To The Garden
2019
Edition of 15
9” x 9.75” x 1” 
$1,200
A short history of one city block in Philadelphia, which began as a garden in 1820, then became a cemetery in 1830, then a factory, and finally, in 1995, a community garden. The text is written by the artist and illustrated with linoleum prints of plants from the garden. The text is hand-set in Cheltenham 18pt. and is printed on Somerset paper. The cover is Twinrocker handmade paper. Housed in archival box.
Once a garden in the city,
180 sorts of tulips,
Became a burial ground,
13,000 bodies sown.
Then a factory took over,
Until,
FIRE!

Neighbors joined together
And built a garden there,
Slowly evolving,
Now forever green.
The history of the garden:
The history of the garden:
I was part of the neighborhood group that started the Bel Arbor Community Garden, on Kimball street, near 10th Street and Washington Avenue, in 1995. The land that the garden occupied has a rich past, and I researched the history through maps and historical information in the archives of the Pennsylvania Horticultural Society and at the Library Company of Philadelphia, where I worked as a rare book conservator at the time.
Some of the earliest records of this part of Philadelphia in 1820 show the tract of land adjacent to our garden’s location as the botanical garden of Mr. Alexander Parker, a founding member of the Horticultural Society. Parker offered many varieties of plants for sale, lists of which can be found in the archives of the PHS.
In 1830, the land became the Machpelah Cemetery, with over 13,000 interments by the late 1800s, described in a Philadelphia Inquirer article as “packed like sardines.”  The City deemed the cemetery a health risk in the 1890s and shut it down, and promised the local citizens a park in its place. The bodies were moved by night — loaded into boxcars on the adjacent rail line running down Washington Avenue and transported to Mt. Moriah cemetery in West Philadelphia. Interestingly, the grave of Mr. Parker was one of the many moved.
Around 1900, instead of a park, a huge factory was built on the site, producing, among other things, cigars and textiles.
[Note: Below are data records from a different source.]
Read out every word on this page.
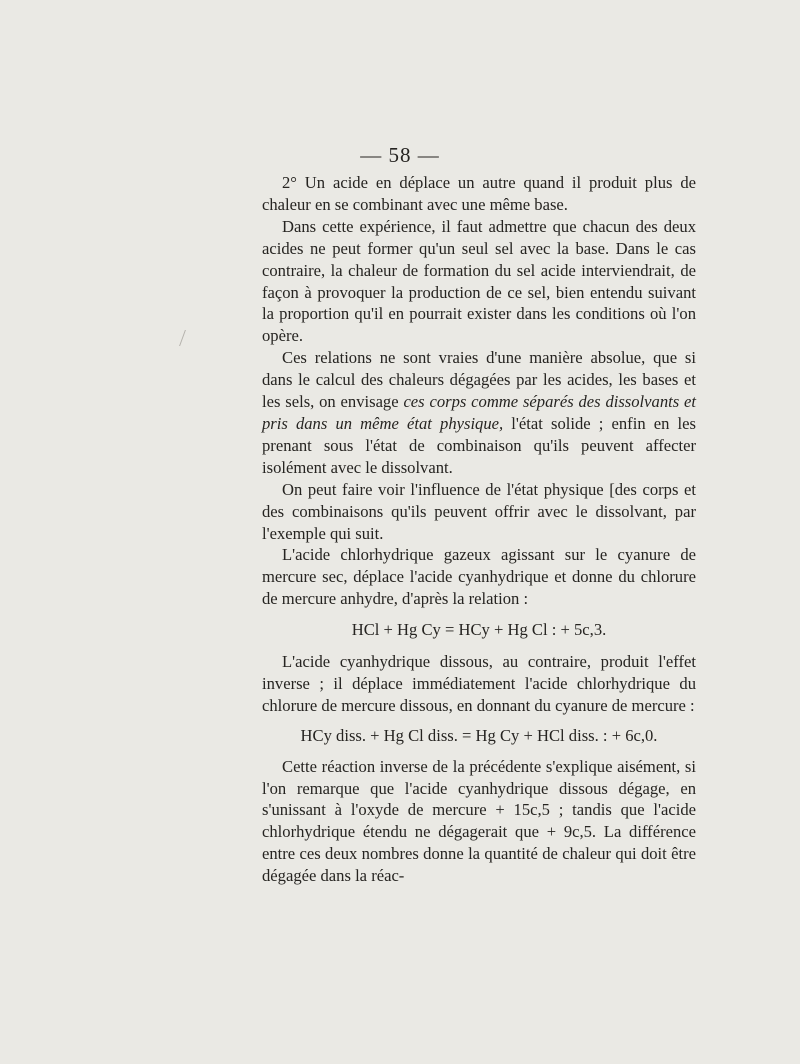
— 58 —

2° Un acide en déplace un autre quand il produit plus de chaleur en se combinant avec une même base.

Dans cette expérience, il faut admettre que chacun des deux acides ne peut former qu'un seul sel avec la base. Dans le cas contraire, la chaleur de formation du sel acide interviendrait, de façon à provoquer la production de ce sel, bien entendu suivant la proportion qu'il en pourrait exister dans les conditions où l'on opère.

Ces relations ne sont vraies d'une manière absolue, que si dans le calcul des chaleurs dégagées par les acides, les bases et les sels, on envisage ces corps comme séparés des dissolvants et pris dans un même état physique, l'état solide ; enfin en les prenant sous l'état de combinaison qu'ils peuvent affecter isolément avec le dissolvant.

On peut faire voir l'influence de l'état physique [des corps et des combinaisons qu'ils peuvent offrir avec le dissolvant, par l'exemple qui suit.

L'acide chlorhydrique gazeux agissant sur le cyanure de mercure sec, déplace l'acide cyanhydrique et donne du chlorure de mercure anhydre, d'après la relation :

HCl + Hg Cy = HCy + Hg Cl : + 5c,3.

L'acide cyanhydrique dissous, au contraire, produit l'effet inverse ; il déplace immédiatement l'acide chlorhydrique du chlorure de mercure dissous, en donnant du cyanure de mercure :

HCy diss. + Hg Cl diss. = Hg Cy + HCl diss. : + 6c,0.

Cette réaction inverse de la précédente s'explique aisément, si l'on remarque que l'acide cyanhydrique dissous dégage, en s'unissant à l'oxyde de mercure + 15c,5 ; tandis que l'acide chlorhydrique étendu ne dégagerait que + 9c,5. La différence entre ces deux nombres donne la quantité de chaleur qui doit être dégagée dans la réac-
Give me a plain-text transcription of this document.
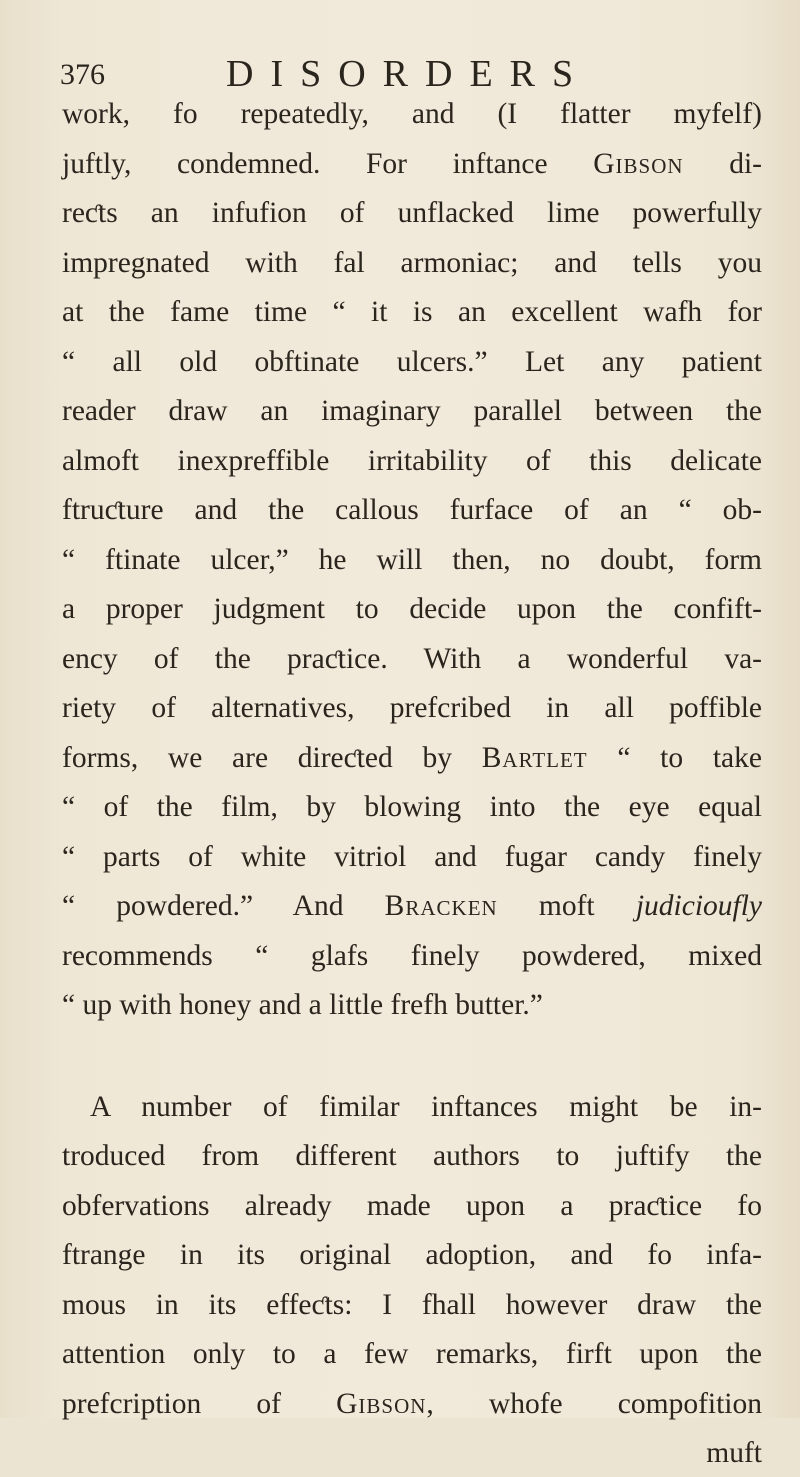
376	DISORDERS
work, fo repeatedly, and (I flatter myfelf)
juftly, condemned. For inftance Gibson di-
reƈts an infufion of unflacked lime powerfully
impregnated with fal armoniac; and tells you
at the fame time “ it is an excellent wafh for
“ all old obftinate ulcers.” Let any patient
reader draw an imaginary parallel between the
almoft inexpreffible irritability of this delicate
ftruƈture and the callous furface of an “ ob-
“ ftinate ulcer,” he will then, no doubt, form
a proper judgment to decide upon the confift-
ency of the praƈtice. With a wonderful va-
riety of alternatives, prefcribed in all poffible
forms, we are direƈted by Bartlet “ to take
“ of the film, by blowing into the eye equal
“ parts of white vitriol and fugar candy finely
“ powdered.” And Bracken moft judicioufly
recommends “ glafs finely powdered, mixed
“ up with honey and a little frefh butter.”
A number of fimilar inftances might be in-
troduced from different authors to juftify the
obfervations already made upon a praƈtice fo
ftrange in its original adoption, and fo infa-
mous in its effeƈts: I fhall however draw the
attention only to a few remarks, firft upon the
prefcription of Gibson, whofe compofition
muft
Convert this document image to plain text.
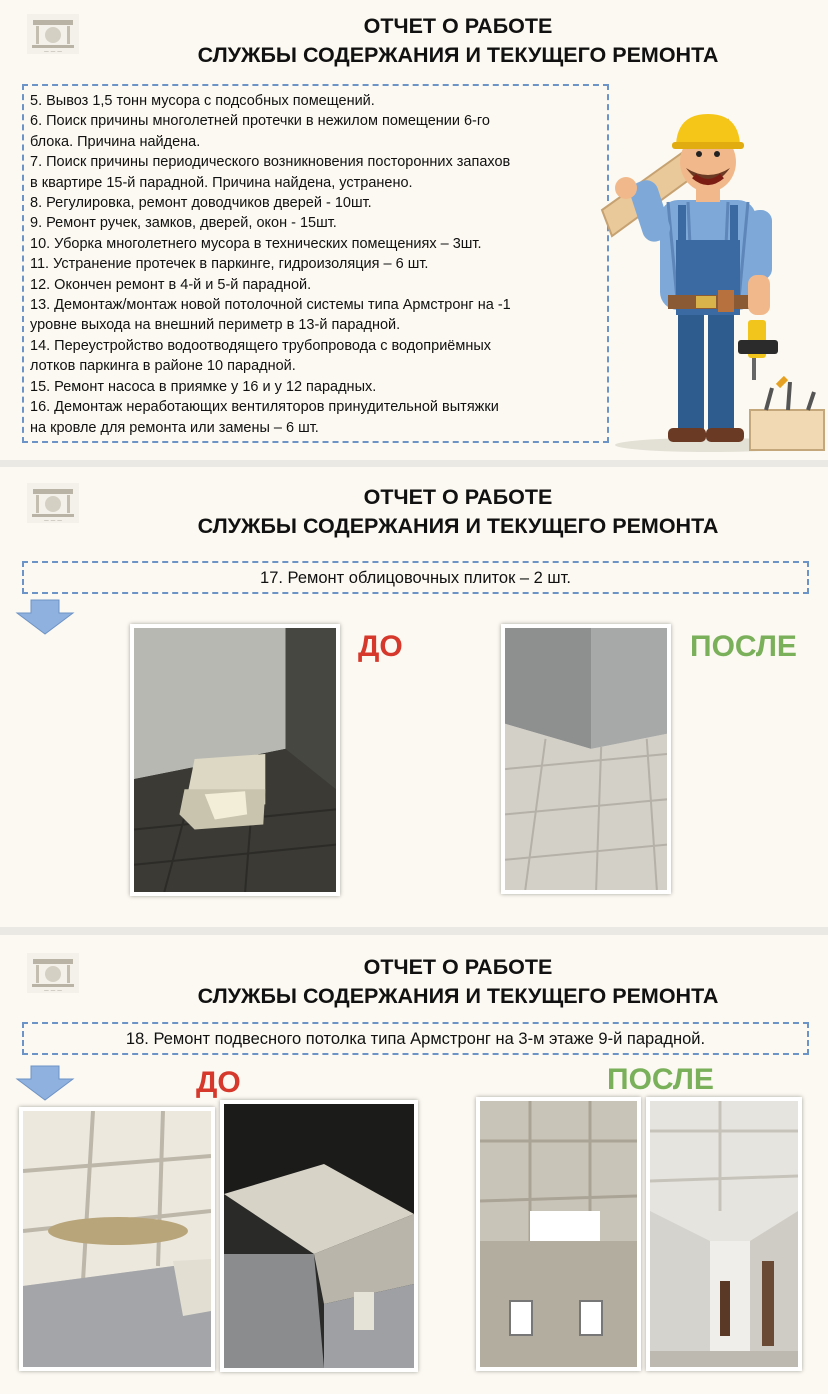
ОТЧЕТ О РАБОТЕ
СЛУЖБЫ СОДЕРЖАНИЯ И ТЕКУЩЕГО РЕМОНТА
5. Вывоз 1,5 тонн мусора с подсобных помещений.
6. Поиск причины многолетней протечки в нежилом помещении 6-го
блока. Причина найдена.
7. Поиск причины периодического возникновения посторонних запахов
в квартире 15-й парадной. Причина найдена, устранено.
8. Регулировка, ремонт доводчиков дверей - 10шт.
9. Ремонт ручек, замков, дверей, окон - 15шт.
10. Уборка многолетнего мусора в технических помещениях – 3шт.
11. Устранение протечек в паркинге, гидроизоляция – 6 шт.
12. Окончен ремонт в 4-й и 5-й парадной.
13. Демонтаж/монтаж новой потолочной системы типа Армстронг на -1
уровне выхода на внешний периметр в 13-й парадной.
14. Переустройство водоотводящего трубопровода с водоприёмных
лотков паркинга в районе 10 парадной.
15. Ремонт насоса в приямке у 16 и у 12 парадных.
16. Демонтаж неработающих вентиляторов принудительной вытяжки
на кровле для ремонта или замены – 6 шт.
ОТЧЕТ О РАБОТЕ
СЛУЖБЫ СОДЕРЖАНИЯ И ТЕКУЩЕГО РЕМОНТА
17. Ремонт облицовочных плиток – 2 шт.
ДО	ПОСЛЕ
ОТЧЕТ О РАБОТЕ
СЛУЖБЫ СОДЕРЖАНИЯ И ТЕКУЩЕГО РЕМОНТА
18. Ремонт подвесного потолка типа Армстронг на 3-м этаже 9-й парадной.
ДО	ПОСЛЕ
The building stretched along the whole block of Washington Avenue between 10th and 11th streets and rose more than 100 feet high. The factory building was mostly empty by the 1990s and was sold to a developer. Shortly after the sale in 1993, a fire broke out in the structure and gutted part of the building. The hulking ruin was torn down the following year, leaving a vacant lot filled with trash and debris. At that point we joined with our neighbors to start a tree farm with the help of the PHS. The purpose of the tree farm was to plant saplings to raise for street planting around the neighborhood. Over 1,000 trees were nurtured and transplanted throughout the neighborhood through 2003.
The Bel Arbor Community Garden was established in 1995 on a small parcel of land owned by the neighboring church, adjacent to the tree farm lot. The landowner started developing three parcels of land that made up the tree farm in stages, and the tree farm eventually occupied only the last remaining undeveloped parcel, which was slated to become a parking lot and five residential units. The Bel Arbor group, with help from PHS, the Neighborhood Gardens Trust, and our City Council representative, managed to convince the property owner to donate the final parcel in 1999 to NGT, on behalf of Bel Arbor, to be preserved as open space for gardening.